Concept: Integrating a Local Large Language Model (e.g., Llama-2 or Mistral) directly into the dashboard. Implementation: Utilizing RAG (Retrieval-Augmented Generation) on the SQL database and logs. Use Case: Instead of writing complex SQL queries, the Admin interacts via Natural Language:

Admin: “Sentinel, show me all nodes that had a CPU spike correlated with the ‘xmrig’ process signature in the last 24 hours.” Bot: “I found 3 instances on AL-1 and AL-2. Here is the timeline and the calculated hash variance.”

2. Immersive 3D Topology (Digital Twin)

Concept: Replacing 2D charts with a WebGL/Three.js 3D visualization of the network topology. Implementation: Nodes would be represented as floating cubes in 3D space, connected by lines representing network links. Use Case: Volumetric Heatmaps. The “height” of a node could represent CPU load, and the “thickness” of the link lines could represent bandwidth usage. This allows an analyst to spot a “DDoS Mountain” (a cluster of high-traffic nodes) instantly in a dense network.

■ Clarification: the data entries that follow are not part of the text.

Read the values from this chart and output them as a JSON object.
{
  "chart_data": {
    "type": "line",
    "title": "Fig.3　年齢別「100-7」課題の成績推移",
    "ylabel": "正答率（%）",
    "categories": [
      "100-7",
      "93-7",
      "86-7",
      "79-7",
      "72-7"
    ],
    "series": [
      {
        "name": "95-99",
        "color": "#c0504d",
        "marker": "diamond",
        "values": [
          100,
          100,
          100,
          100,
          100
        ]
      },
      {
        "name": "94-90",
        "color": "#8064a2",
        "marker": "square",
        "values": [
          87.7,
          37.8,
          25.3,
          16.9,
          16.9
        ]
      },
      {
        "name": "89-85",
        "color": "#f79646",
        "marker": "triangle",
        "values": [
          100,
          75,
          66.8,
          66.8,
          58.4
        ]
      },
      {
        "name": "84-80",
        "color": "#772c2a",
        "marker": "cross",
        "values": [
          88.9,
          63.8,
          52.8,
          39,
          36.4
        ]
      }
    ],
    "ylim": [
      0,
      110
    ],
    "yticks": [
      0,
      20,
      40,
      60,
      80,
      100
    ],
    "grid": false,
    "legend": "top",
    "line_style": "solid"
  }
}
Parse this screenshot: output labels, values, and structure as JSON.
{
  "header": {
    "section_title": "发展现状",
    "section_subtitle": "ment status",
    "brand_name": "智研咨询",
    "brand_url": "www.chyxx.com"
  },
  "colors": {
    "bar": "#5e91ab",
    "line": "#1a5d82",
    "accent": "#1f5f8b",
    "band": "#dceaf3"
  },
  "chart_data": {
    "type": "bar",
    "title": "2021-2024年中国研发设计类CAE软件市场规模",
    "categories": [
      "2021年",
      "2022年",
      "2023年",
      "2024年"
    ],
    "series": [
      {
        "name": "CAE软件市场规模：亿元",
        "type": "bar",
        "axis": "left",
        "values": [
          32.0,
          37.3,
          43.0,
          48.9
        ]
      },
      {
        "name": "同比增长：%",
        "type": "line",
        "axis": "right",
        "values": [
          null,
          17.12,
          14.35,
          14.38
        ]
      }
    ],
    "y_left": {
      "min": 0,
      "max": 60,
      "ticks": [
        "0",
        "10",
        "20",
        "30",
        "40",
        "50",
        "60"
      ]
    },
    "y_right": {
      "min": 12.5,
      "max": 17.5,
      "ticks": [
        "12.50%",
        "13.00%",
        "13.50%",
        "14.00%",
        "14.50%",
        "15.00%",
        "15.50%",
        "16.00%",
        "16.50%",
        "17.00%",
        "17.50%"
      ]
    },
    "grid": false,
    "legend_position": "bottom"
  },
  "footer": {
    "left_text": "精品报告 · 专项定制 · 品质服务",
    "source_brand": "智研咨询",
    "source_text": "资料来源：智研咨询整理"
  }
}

3. Predictive “Time-to-Failure” Analytics

Concept: Moving from Reaction to Prediction using Time-Series Forecasting. Implementation: Integrating Python libraries like Prophet or ARIMA to analyze the slope of resource usage. Use Case: The system detects a slow memory leak in a Java process on AL-3. It predicts: “Critical Memory Failure in 4 hours 12 minutes.” The system then preemptively creates a ticket or restarts the service before the crash occurs.

4. Automated Defense Playbooks (SOAR)

Concept: Security Orchestration, Automation, and Response. Implementation: A “Drag-and-Drop” logic builder in the UI. Use Case: Creating a policy: IF (Process == ‘unknown’) AND (Connection == ‘Russia’) THEN (Trigger ‘BlockIP_Agent’). This allows complex, multi-step defense maneuvers to be executed automatically by the agent swarm without human intervention.

5. Cryptographic Audit Trails (Immutable Logs)

Concept: Ensuring the integrity of the killer_actions log against insider threats. Implementation: Chaining the hash of each log entry to the previous one (Blockchain-lite architecture). Use Case: If a rogue administrator tries to delete a record of a legitimate process they killed by mistake, the chain validation will fail, flagging the tampering attempt. This ensures the dashboard meets strict compliance standards (GDPR/ISO 27001).